L'Afrique a mal souvent en ces enfants. Le cas des enfants domestiques en est l'illustration. Taillables et corvéables à merci, ils sont les bons à tout faire dans la plupart des familles africaines. Une contribution de IDAY International situe sur l'ampleur du phénomène et propose des solutions.
Kigali, 5 heures du matin : Johani se lève. Il a 15 ans. Il a dû quitter sa famille dans les collines car l'exploitation agricole était trop petite pour alimenter ses 5 frères et soeurs. Il est arrivé à Kigali il y a 1 an et après avoir rôdé dans les rues pendant quelques mois, il fut accueilli par une famille comme domestique. Il se lève tôt pour préparer le petit déjeuner de la famille. Les propres enfants des parents adoptifs sont levés, déjeûnent et vont à l'école. Johani, lui, n'a pas pu aller à l'école dans son village natal, faute de moyens financiers et parce qu'il devait travailler aux champs. Ici, pas le temps : faire la vaisselle, cirer les souliers, laver le linge, nettoyer la maison et le jardin, faire le marché, les repas et le gardien quand la famille s'absente. En fait, il fait tout et n'est payé que l'équivalent de 5 € par mois, lorsqu'il est payé!

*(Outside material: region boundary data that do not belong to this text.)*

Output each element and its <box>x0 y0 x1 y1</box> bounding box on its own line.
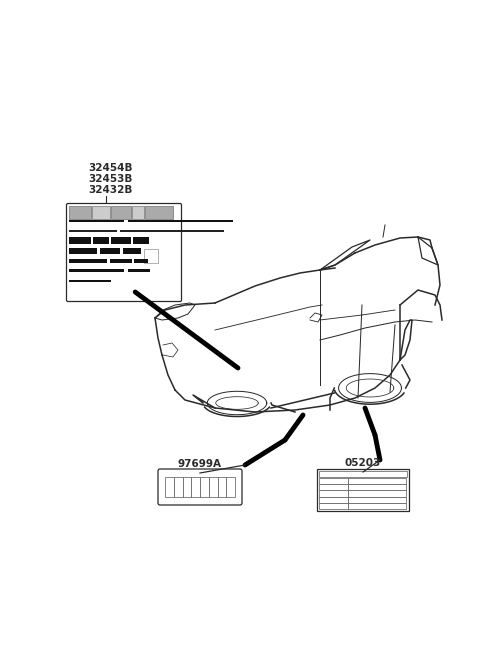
Bar <box>145 206 173 219</box>
Bar <box>100 248 120 254</box>
Bar <box>319 503 348 509</box>
Bar <box>209 477 217 497</box>
Bar <box>69 269 124 272</box>
Bar <box>191 477 200 497</box>
Text: 05203: 05203 <box>345 458 381 468</box>
Bar <box>120 230 224 232</box>
Bar <box>348 503 406 509</box>
Bar <box>69 230 117 232</box>
Bar <box>69 248 97 254</box>
Bar <box>319 496 348 503</box>
Bar <box>69 206 91 219</box>
Bar <box>319 484 348 491</box>
Bar <box>217 477 226 497</box>
Bar <box>348 496 406 503</box>
Bar <box>132 206 144 219</box>
Bar <box>174 477 182 497</box>
Bar <box>319 491 348 496</box>
Bar <box>110 259 132 263</box>
Text: 32453B: 32453B <box>88 174 132 184</box>
Bar <box>319 471 407 477</box>
Bar <box>319 478 348 484</box>
Bar <box>93 237 109 244</box>
Text: 97699A: 97699A <box>178 459 222 469</box>
Bar <box>348 491 406 496</box>
Bar <box>348 478 406 484</box>
FancyBboxPatch shape <box>317 469 409 511</box>
Bar <box>111 237 131 244</box>
Bar <box>69 280 111 282</box>
Bar <box>144 249 158 263</box>
Bar <box>182 477 191 497</box>
Bar <box>165 477 174 497</box>
Bar <box>133 237 149 244</box>
Bar <box>69 237 91 244</box>
FancyBboxPatch shape <box>67 204 181 301</box>
Bar <box>128 269 150 272</box>
Text: 32432B: 32432B <box>88 185 132 195</box>
Bar <box>69 219 124 222</box>
Bar <box>123 248 141 254</box>
Bar <box>69 259 107 263</box>
Text: 32454B: 32454B <box>88 163 132 173</box>
FancyBboxPatch shape <box>158 469 242 505</box>
Bar <box>92 206 110 219</box>
Bar <box>200 477 209 497</box>
Bar <box>226 477 235 497</box>
Bar <box>128 219 233 222</box>
Bar <box>134 259 148 263</box>
Bar <box>348 484 406 491</box>
Bar <box>111 206 131 219</box>
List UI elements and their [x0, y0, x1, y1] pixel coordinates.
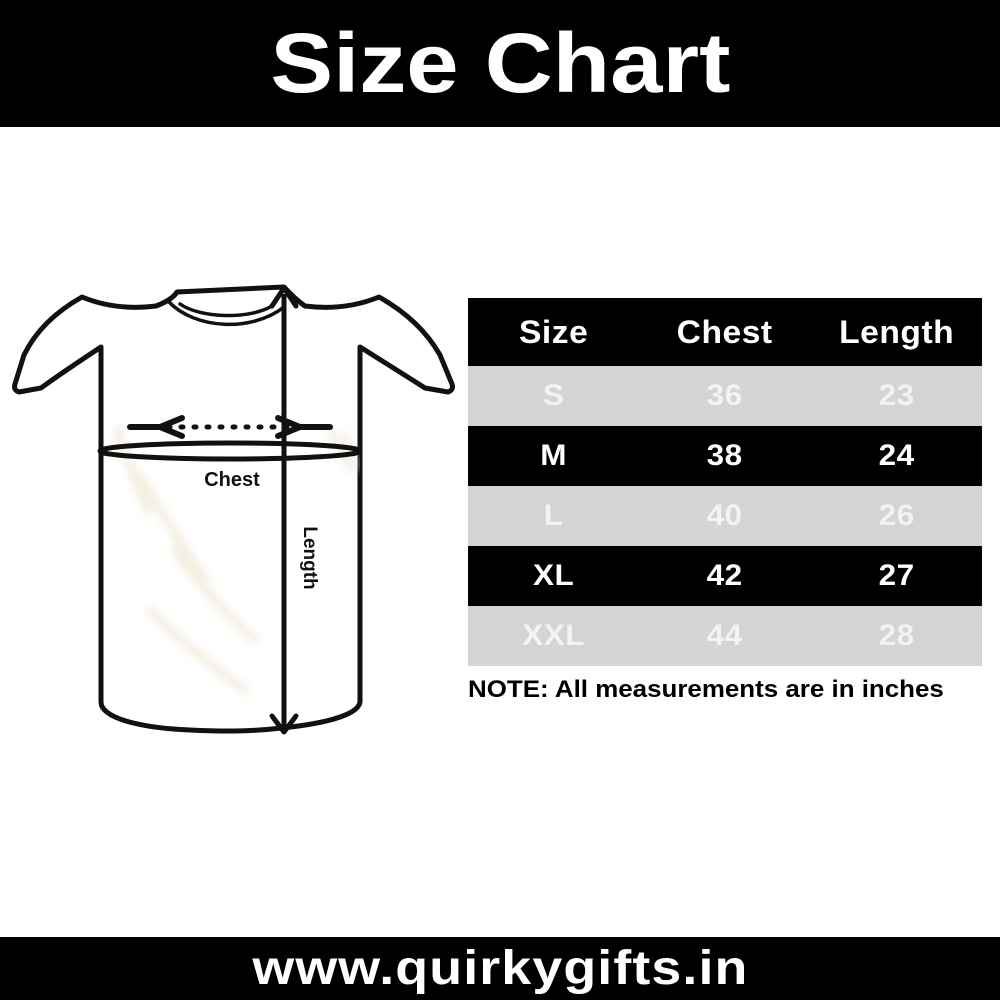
svg-text:Chest: Chest — [204, 469, 260, 491]
svg-text:Length: Length — [299, 526, 320, 589]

Des enfants de 11 à 19 ans, payés 5 euros par mois
Johani fait partie de la cohorte des enfants domestiques de Kigali, qui comme à Gitega, Bujumbura ou Goma pour ne prendre que les plus grandes villes de la Région des Grands Lacs en Afrique sont «employés» par des familles qui leur offrent couvert, logis et une rétribution symbolique. Leur âge varie de 11 à 19 ans (selon la répartition mesurée dans un des centres d'alphabétisation de Kigali) malgré le fait que le travail des enfants de moins de 14 ans est officiellement interdit au Rwanda. Leur nombre exact n'est pas connu pour la double raison que, jusqu'à aujourd'hui, ils n'ont pas de carte d'identité et qu'ils ne font l'objet d'aucune déclaration de la part du patron employeur auprès de l'autorité administrative. Ils sont donc «ignorés» des statistiques. Les agences des droits de l'homme sur place en estiment le nombre à plusieurs centaines de milliers dans chacun des pays des Grands Lacs. On peut considérer que leurs conditions s'apparentent à de «l'esclavage», même si les autorités consultées refusent cette comparaison en raison du «bon» traitement accordé par leurs parents adoptifs et un sort certainement moins enviable s'ils devaient se débrouiller dans la rue. Notons que cette réflexion escamote les réalités de nombreuses maltraitances envers les jeunes, y compris les abus sexuels de jeunes filles. Ce sont des enfants de l'ombre. Contrairement aux enfants de la rue ou des enfants soldats, les jeunes domestiques ne représentent aucune menace politique. Au contraire, comme la plupart des autorités politiques en emploient et que ce type «d'adoption» fait partie de la tradition des pays des Grands Lacs, leur sort est ignoré des autorités. Les grandes organisations internationales hésitent aussi à les aider car cela revient à admettre le principe du travail des enfants. Ce sont de petites ONG à Kigali et à Bujumbura qui offrent à ces enfants domestiques des cours d'alphabétisation, tout en proposant soit une réorientation vers la scolarité ou la formation professionnelle, soit une spécialisation du jeune qui le souhaite dans le secteur des services. A Kigali, outre une église qui donne quelques cours, une centaine d'enfants domestiques ont accès à 6 heures par semaine d'alphabétisation organisée par le Collectif des Ligues et Associations de Défense des Droits de l'Homme avec l'appui d'Action Développement - Parrainages Mondiaux (ADPM de Huy-Belgique).
Formation professionnelle pour enfants domestiques
A Bujumbura, l'ONG Convergence pour l'auto développement des Domestiques (CAD), lancée sur ses propres fonds organise des cours élaborés sur 4 ans pour environ 400 jeunes, en partant de l'alphabétisation et poursuivant avec des cours de langue et de formation professionnelle. Madame Kanyange, ancienne prisonnière essaie de sortir ces enfants de l'esclavage dans lequel des personnalités importantes les retenaient. Elle les assure ainsi un revenu 10 fois supérieur aux jeunes qui sortent de 4 années d'études chez elle. De manière plus générale, on peut suggérer que ces différentes filières en éducation et/ou réorientation professionnelle peuvent contribuer au développement du secteur tertiaire ou secteur des services à partir des deux capitales régionales que sont Kigali et Bujumbura. Dans le contexte actuel de ces deux pays, il est important de souligner que ce secteur tertiaire ou de services et toutes les initiatives qui contribuent à son développement peuvent avoir un impact positif sur le désenclavement des zones rurales surpeuplées.